Improving Performance in the PS - 2021.2 English

Versal ACAP System Integration and Validation Methodology Guide (UG1388)

Document ID
UG1388
Release Date
2021-11-19
Version
2021.2 English

In the Versal ACAP processing system (PS), you can control quality of service (QoS) using the following interconnect traffic types: low-latency datapaths and high-throughput datapaths. For information, see this link in the Versal ACAP Technical Reference Manual (AM011).

When thinking of the processing system and memory subsystems performance, the first thoughts that come to mind are about the processors performances, their clock frequencies, memory hierarchy, caches, and more generally internal and external memory capabilities. While these considerations are important, understanding the processing system architecture is equally so.

The external shared DDR memory subsystem and the on-chip OCM are the main two memory subsystems present in Versal devices. The masters accessing the memory subsystems can be in PL or in PS. The PL master can greatly impact PS masters performances when traversing the PS to access OCM or external DDR memory.

The PL masters traffic routes are:

  • PL master (soft IP) attached to NoC via a NoC NMU
  • PL master attached to PS AXI interfaces
  • PL master attached to PS ACP

The AI Engine and CPM can also require to route traffic via the PS interconnect and close attention must be paid to the multiple ways traffic can be routed.

The internal PS master (APU, RPU, DMA, etc.) generates traffic and leverages the PS interconnect that connects to the NoC.

  • Direct PL to PS interfaces (S_AXI_FPD, S_ACE_LITE_FPD, S_AXI_LPD)
    • S_AXI_FPD (in FPD) is virtualized and non-coherent
    • S_ACE_LITE_FPD (in FPD) is virtualized and coherent
    • S_AXI_LPD (in LPD) can be configured as physical, or as virtualized and coherent
  • NoC to PS interfaces (NoC_FPD_AXI0, NoC_FPD_AXI_1, NoC_FPD_CCI_0, NoC_FPD_CCI_1, all in FPD)
    • NoC_FPD_AXI0 and NoC_FPD_AXI1 are virtualized and non-coherent
    • NoC_FPD_CCI_0 and NoC_FPD_CCI_1 are virtualized and coherent

Understanding and leveraging the multiple ways a master can reach the external DDR memory or OCM is critical to optimized the routing and avoiding PS interconnect congestion.

For example, selecting to route the traffic of multiple masters through the CCI can be detrimental to performances, as a maximum of four CCI500 AXI4 master ports connect to four NoC NMUs.
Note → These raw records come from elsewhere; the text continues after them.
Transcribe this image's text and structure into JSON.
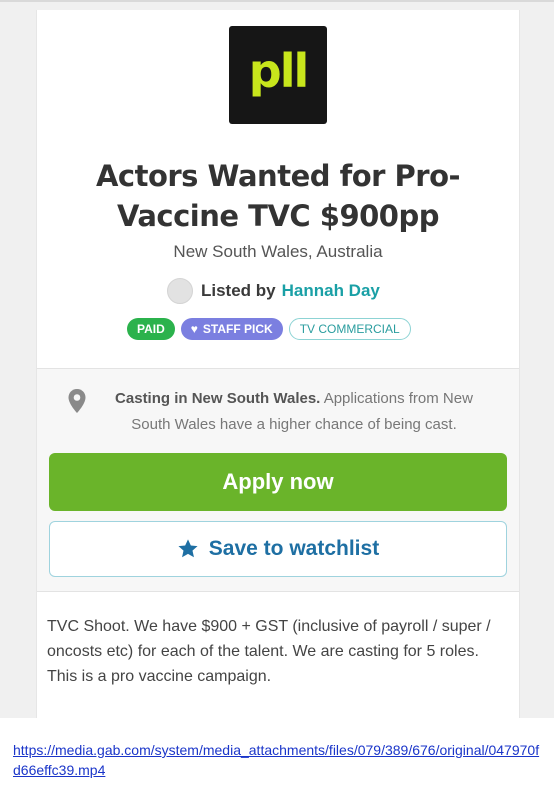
{
  "logo": {
    "text": "pll",
    "color": "#c8e61c",
    "background": "#161616"
  },
  "listing": {
    "title": "Actors Wanted for Pro-Vaccine TVC $900pp",
    "location": "New South Wales, Australia",
    "listed_by_label": "Listed by",
    "listed_by_name": "Hannah Day"
  },
  "badges": {
    "paid": "PAID",
    "staff_pick": "STAFF PICK",
    "tv_commercial": "TV COMMERCIAL"
  },
  "casting_notice": {
    "strong": "Casting in New South Wales.",
    "text": " Applications from New South Wales have a higher chance of being cast."
  },
  "buttons": {
    "apply": "Apply now",
    "watchlist": "Save to watchlist"
  },
  "description": {
    "line1": "TVC Shoot. We have $900 + GST (inclusive of payroll / super / oncosts etc) for each of the talent. We are casting for 5 roles.",
    "line2": "This is a pro vaccine campaign."
  },
  "source_link": "https://media.gab.com/system/media_attachments/files/079/389/676/original/047970fd66effc39.mp4",
  "colors": {
    "apply_button": "#6ab42a",
    "link_teal": "#1aa0a6",
    "paid_badge": "#2bb24c",
    "staff_badge": "#7b7fe0",
    "watchlist_text": "#1e6fa3"
  }
}
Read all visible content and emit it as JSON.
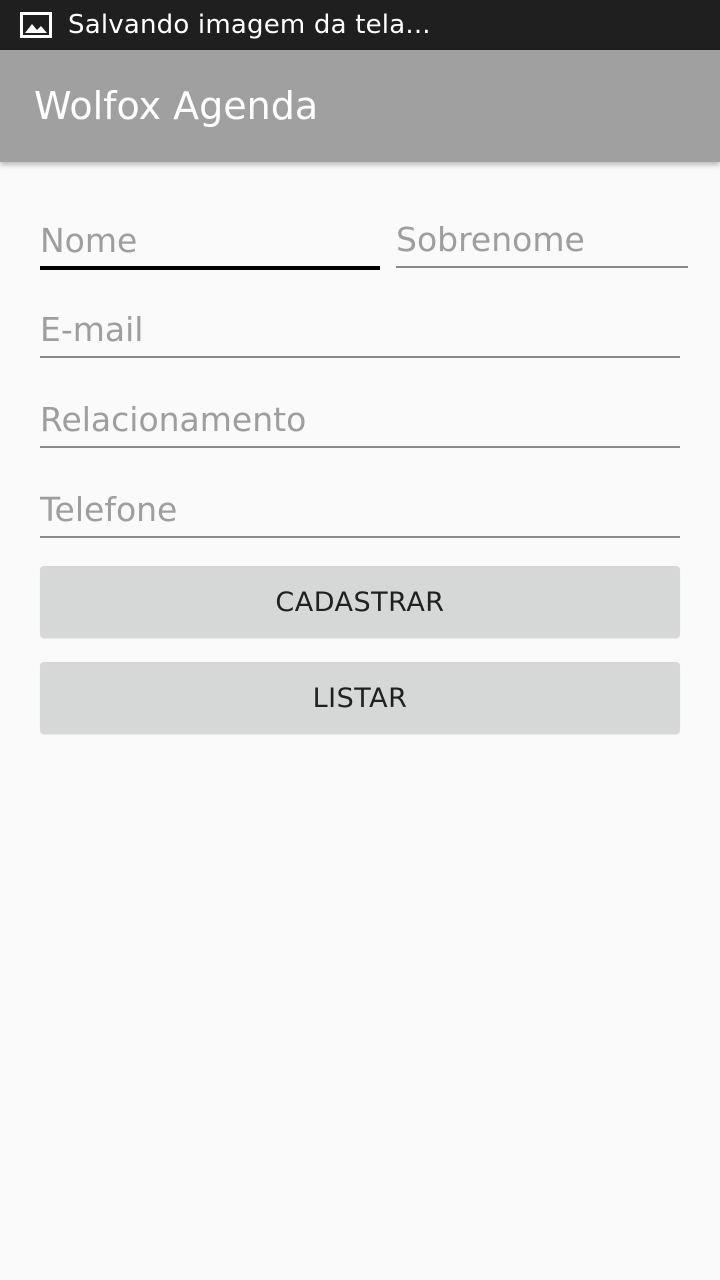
{
  "status_bar": {
    "icon": "image-icon",
    "text": "Salvando imagem da tela..."
  },
  "app_bar": {
    "title": "Wolfox Agenda",
    "background": "#a0a0a0"
  },
  "form": {
    "nome": {
      "placeholder": "Nome",
      "value": ""
    },
    "sobrenome": {
      "placeholder": "Sobrenome",
      "value": ""
    },
    "email": {
      "placeholder": "E-mail",
      "value": ""
    },
    "relacionamento": {
      "placeholder": "Relacionamento",
      "value": ""
    },
    "telefone": {
      "placeholder": "Telefone",
      "value": ""
    }
  },
  "buttons": {
    "cadastrar_label": "CADASTRAR",
    "listar_label": "LISTAR"
  }
}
In the following figure these are M2, M3, M4, and M5.

Figure 1. Master Ports Connected to NoC NMUs

The SMMU and CCI can also impact performance. Each have share internal resources that may contribute to adding latency and therefore reducing throughput. If you are optimizing for high performance and if virtualization/isolation and coherency are not required, using the CCI500 and SMMU are not recommended.

Traffic regulation mechanisms are available at the source, which is the NMU in the NoC switches, and at the destination slaves (MC). You can use these mechanisms to apply the desired QoS scheme.

The PS interconnect does not support virtual channels, so physical separation must be used.

In the ingress direction (external masters to PS slaves), each NSU supports a single traffic class, so different classes must enter the PS by different physical ports. Similarly, in the egress direction, the internal PS interconnect network will carry different traffic classes over different physical channels into NMUs that connect to the horizontal NoC. For example, two of the four CCI to NoC channels can carry LL (M2 and M3 in the above figure), while the other two may carry BE (M4 and M5 above).